Les dispositions prévues dans le présent accord ne pourront se cumuler avec celles qui résulteraient de nouveaux textes légaux, réglementaires, d'accords interprofessionnels étendus ou d'accords de branche, ou d’entreprise, ni entrer en opposition ou en « non-conformité » avec des dispositions légales ou réglementaires notamment celles relatives à des exonérations de charges sociales.
8.2 – Durée et entrée en vigueur
Les dispositions du présent accord sont conclues pour une durée de 3 ans. Au terme de la période de 3 ans, les parties ont marqué leur intention de se rencontrer de nouveau pour étudier l’opportunité de reconduire cette organisation du temps de travail.
Les dispositions du présent accord entreront en vigueur au 01/01/2022 et cesseront le 31/12/2024.
Une consultation du CSE compétent a été organisée en date du 17 décembre 2021 au sujet de la mise en œuvre du présent accord. Celui-ci a rendu un avis favorable sur la mise en œuvre du présent accord.
8.3 – Révision
Sur proposition d’une organisation syndicale signataire ou sur proposition de l’entreprise, une négociation de révision pourra être engagée sous un délai de 3 mois dans les conditions prévues aux articles L2261-7-1 et L 2261-8 du Code du travail.
8.4 – Dépôt et publication
Conformément aux articles D2231-2 et D2231-4 du Code du travail, le présent accord sera déposé par la société sur la plateforme de téléprocédure du ministère du travail. Un exemplaire sera remis au secrétariat-greffe du conseil de prud'hommes de Créteil (94).
Conformément à l'article L2231-5-1 du Code du travail, le présent accord sera, après anonymisation des noms et prénoms des négociateurs et des signataires de l'accord, rendu public et versé dans la base de données nationale des accords collectifs.
Conformément aux articles L2232-9 et D2232-1-2 du Code du travail, après anonymisation des noms et prénoms des négociateurs et des signataires de l'accord, la direction remettra un exemplaire du présent accord à la commission paritaire permanente de négociation et d'interprétation de la Métallurgie pour information. Elle en informera les autres parties signataires.

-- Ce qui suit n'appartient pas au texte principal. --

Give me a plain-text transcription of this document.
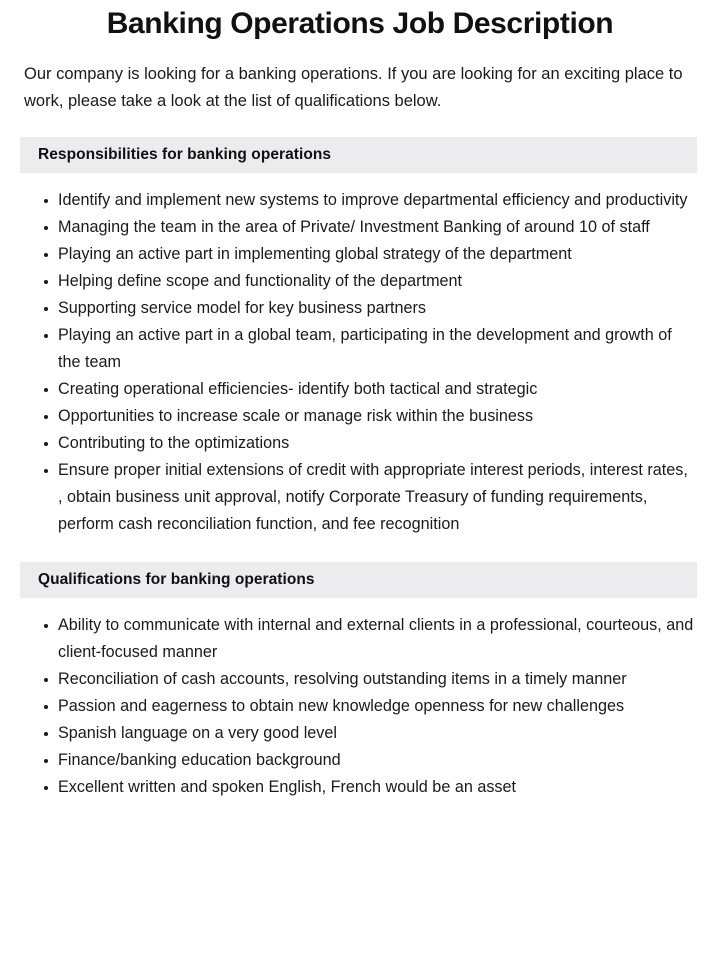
Banking Operations Job Description

Our company is looking for a banking operations. If you are looking for an exciting place to work, please take a look at the list of qualifications below.

Responsibilities for banking operations
Identify and implement new systems to improve departmental efficiency and productivity
Managing the team in the area of Private/ Investment Banking of around 10 of staff
Playing an active part in implementing global strategy of the department
Helping define scope and functionality of the department
Supporting service model for key business partners
Playing an active part in a global team, participating in the development and growth of the team
Creating operational efficiencies- identify both tactical and strategic
Opportunities to increase scale or manage risk within the business
Contributing to the optimizations
Ensure proper initial extensions of credit with appropriate interest periods, interest rates, , obtain business unit approval, notify Corporate Treasury of funding requirements, perform cash reconciliation function, and fee recognition
Qualifications for banking operations
Ability to communicate with internal and external clients in a professional, courteous, and client-focused manner
Reconciliation of cash accounts, resolving outstanding items in a timely manner
Passion and eagerness to obtain new knowledge openness for new challenges
Spanish language on a very good level
Finance/banking education background
Excellent written and spoken English, French would be an asset
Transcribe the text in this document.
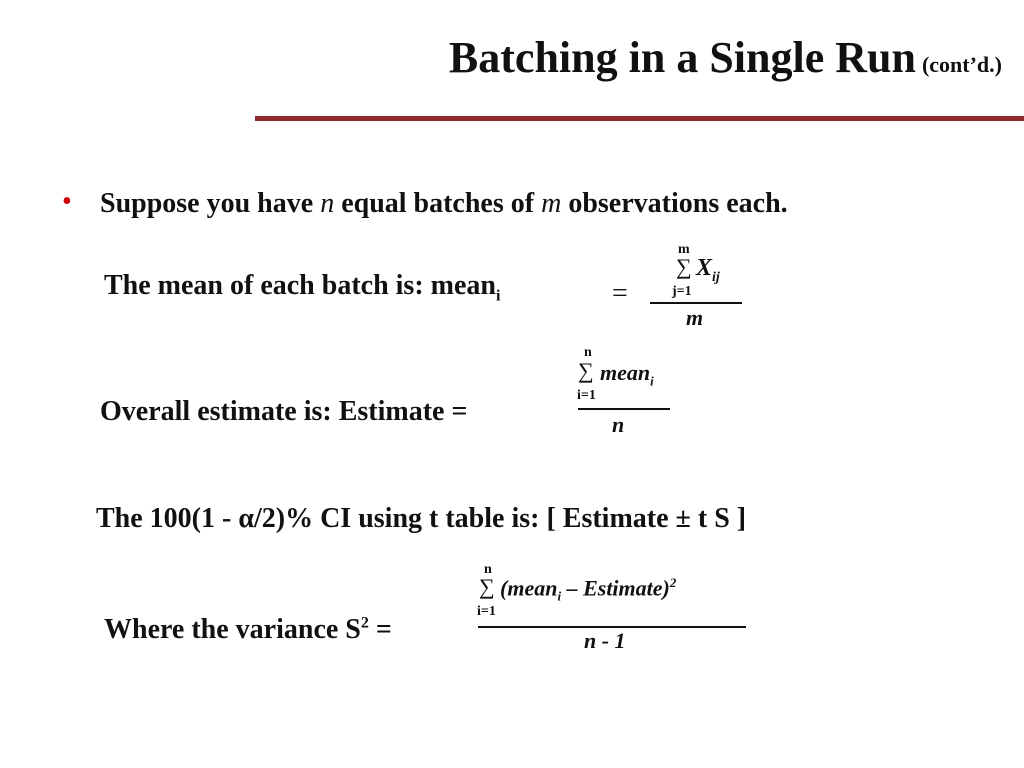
Batching in a Single Run (cont’d.)
• Suppose you have n equal batches of m observations each.
The mean of each batch is: mean$_i$	=
m
∑
j=1
$X_{ij}$
m
Overall estimate is: Estimate =
n
∑
i=1
mean$_i$
n
The 100(1 - α/2)% CI using t table is: [ Estimate ± t S ]
Where the variance $S^2$ =
n
∑
i=1
(mean$_i$ – Estimate)$^2$
n - 1
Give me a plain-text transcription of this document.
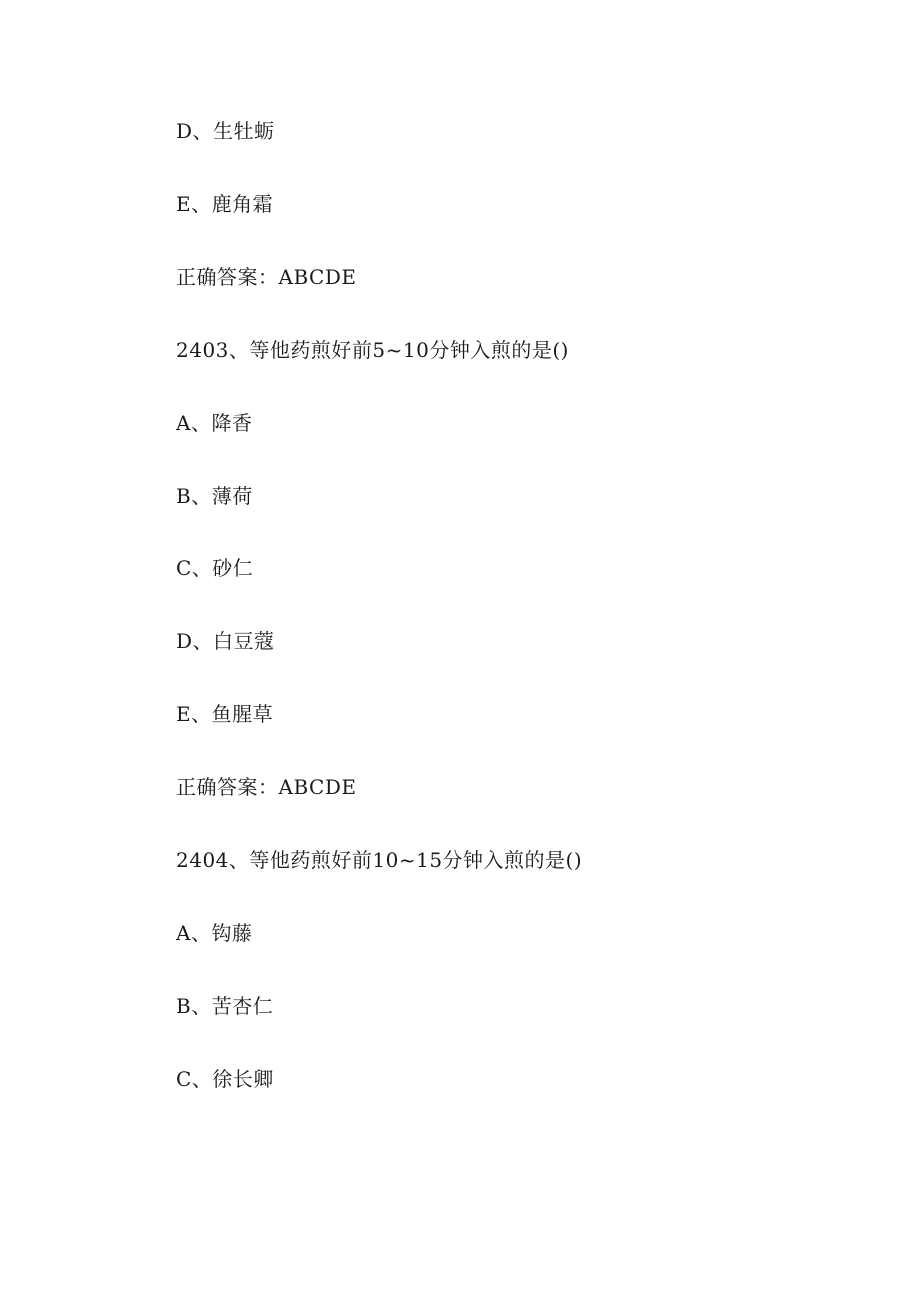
D、生牡蛎
E、鹿角霜
正确答案：ABCDE
2403、等他药煎好前5~10分钟入煎的是()
A、降香
B、薄荷
C、砂仁
D、白豆蔻
E、鱼腥草
正确答案：ABCDE
2404、等他药煎好前10~15分钟入煎的是()
A、钩藤
B、苦杏仁
C、徐长卿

Le présent accord sera notifié à chacune des organisations syndicales représentatives. Le présent accord sera remis aux membres du CSE d’Etablissement.
Il fera l’objet d’un affichage et d’une communication élargie auprès du personnel du Centre de montage de Calais.
Fait à Créteil, le 01 janvier 2021.
En 4 exemplaires originaux.
Pour la
société Aprolis SAS, représentée par ,
Pour la, représentée par
Pour la, représentée par
Annexe 1 : Identification des unités de travail concernées par l’application du présent accord
Conformément à l’article 1 du présent accord, les unités de travail du site du Centre de Montage de Calais, ci-dessous référencées, se verront appliquer une organisation et un décompte du temps de travail sur l’année.
Le présent accord s’applique sur l’ensemble du site du Centre de Montage de Calais, à l’exception de l’unité de travail « Equipes Transport » (code imputation comptable à ce jour « GYS000 »), soit 07 personnes à ce jour.
Ainsi, le présent accord s’applique notamment aux unités de travail suivantes, selon leur dénomination à ce jour :
« Equipes de production machines neuves »,
« Equipes de production machines d’occasion »,
« Pôle Ordonnancement »,
« Equipes Méthodes »,
« Equipes Support Atelier »,
« Equipes Contrôle Qualité »,
« Equipes Reception et Expédition ».
Cette liste n’est pas exhaustive, et pourra évoluer, notamment en cas de changement de nom ou création de nouvelles unités de travail. Seule l’unité de travail « Equipes Transport » n’est pas concernée par l’application du présent accord.
Par ailleurs, il est rappelé que le présent accord ne s’applique pas aux salariés bénéficiant d’une convention de forfait en jours ou en heures sur l’année.